Randolph looked at him, and Laura expected him to shrug. He looked remarkably like Patrick for a moment. Then he smiled. “I cry you mercy,” he said, and bit into his bread.
“I have been thinking,” he added, with his mouth full, a thing for which he had chided Laura at dinner the night before, “that we require a new riddle for the ceremony for the hunt, if that which we commonly ask the unicorns hath been answered by another. Am I not right, lady,” he said to Ruth, “to say that you have solved the riddle of Shan’s Ring?”
Ruth choked on her oatmeal and turned red, whether from the choking or from embarrassment Laura did not know. The rest of them sat very still; Laura looked at Ted and saw that he was afraid.
“What?” said Fence, dropping his knife.
“Well,” said Ruth, and cleared her throat.
“Oh, well done!” said Fence, beaming at her.
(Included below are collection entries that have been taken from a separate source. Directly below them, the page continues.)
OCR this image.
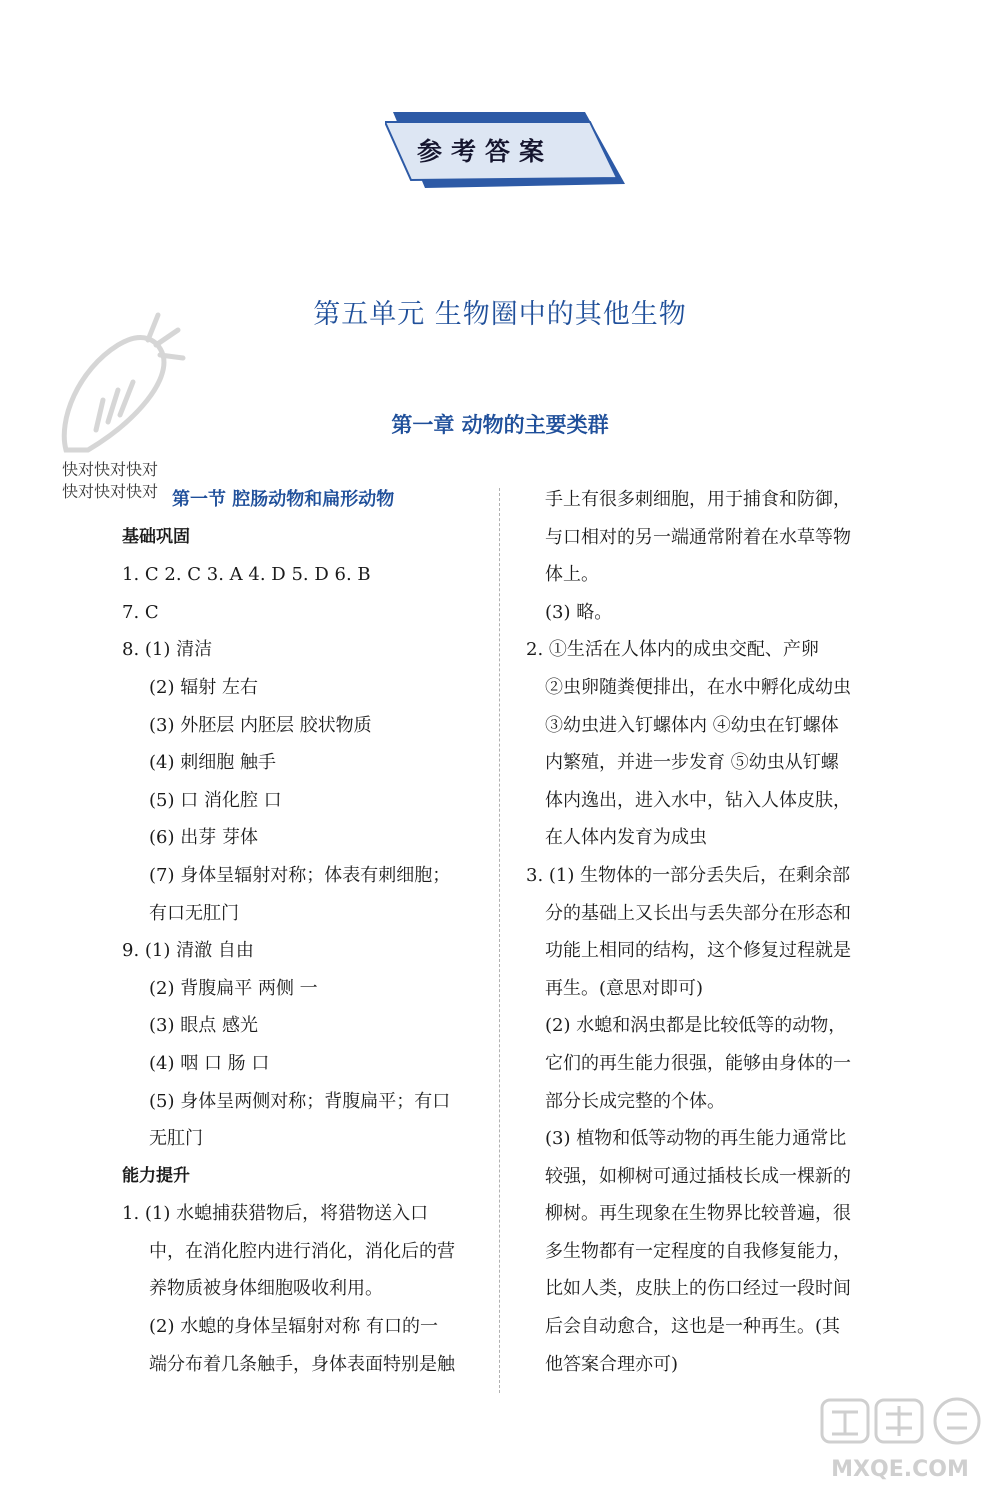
参考答案
第五单元 生物圈中的其他生物
第一章 动物的主要类群
快对快对快对
快对快对快对 第一节 腔肠动物和扁形动物
基础巩固
1. C 2. C 3. A 4. D 5. D 6. B
7. C
8. (1) 清洁
(2) 辐射 左右
(3) 外胚层 内胚层 胶状物质
(4) 刺细胞 触手
(5) 口 消化腔 口
(6) 出芽 芽体
(7) 身体呈辐射对称；体表有刺细胞；
有口无肛门
9. (1) 清澈 自由
(2) 背腹扁平 两侧 一
(3) 眼点 感光
(4) 咽 口 肠 口
(5) 身体呈两侧对称；背腹扁平；有口
无肛门
能力提升
1. (1) 水螅捕获猎物后，将猎物送入口
中，在消化腔内进行消化，消化后的营
养物质被身体细胞吸收利用。
(2) 水螅的身体呈辐射对称 有口的一
端分布着几条触手，身体表面特别是触
手上有很多刺细胞，用于捕食和防御，
与口相对的另一端通常附着在水草等物
体上。
(3) 略。
2. ①生活在人体内的成虫交配、产卵
②虫卵随粪便排出，在水中孵化成幼虫
③幼虫进入钉螺体内 ④幼虫在钉螺体
内繁殖，并进一步发育 ⑤幼虫从钉螺
体内逸出，进入水中，钻入人体皮肤，
在人体内发育为成虫
3. (1) 生物体的一部分丢失后，在剩余部
分的基础上又长出与丢失部分在形态和
功能上相同的结构，这个修复过程就是
再生。(意思对即可)
(2) 水螅和涡虫都是比较低等的动物，
它们的再生能力很强，能够由身体的一
部分长成完整的个体。
(3) 植物和低等动物的再生能力通常比
较强，如柳树可通过插枝长成一棵新的
柳树。再生现象在生物界比较普遍，很
多生物都有一定程度的自我修复能力，
比如人类，皮肤上的伤口经过一段时间
后会自动愈合，这也是一种再生。(其
他答案合理亦可)
MXQE.COM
Ruth was too nonplussed to say anything.
“It’s what I used on Claudia,” she told him, cautiously.
Fence nodded. “I had wondered,” he said, “but—ah, well, ’tis not for me to pry into your secrets. So Shan’s Ring goes now to be an heirloom of the Green Caves.”
Ruth shrugged; Laura suspected her of being confused.
“I would we had known this sooner,” said Fence, looking reproachfully from Ruth to Randolph.
“Well,” said Ruth, “I thought we’d ask the riddle again and check the unicorn’s answer this year, just to be sure. I mean, the Ring could do what it’s done so far because of a lot more theories than mine.”
Laura felt Patrick, who had sat down on her other side, move jerkily. She glanced at him. He looked outraged. She supposed that he disliked Ruth’s taking credit for his ideas.
“Cautious, prudent, sober,” said Fence. “Not according to the Unicorn Hunt, methinks.”
“What instead, then?” said Randolph.
“There is our present distress,” ventured Matthew, but both Fence and Randolph shook their heads at him.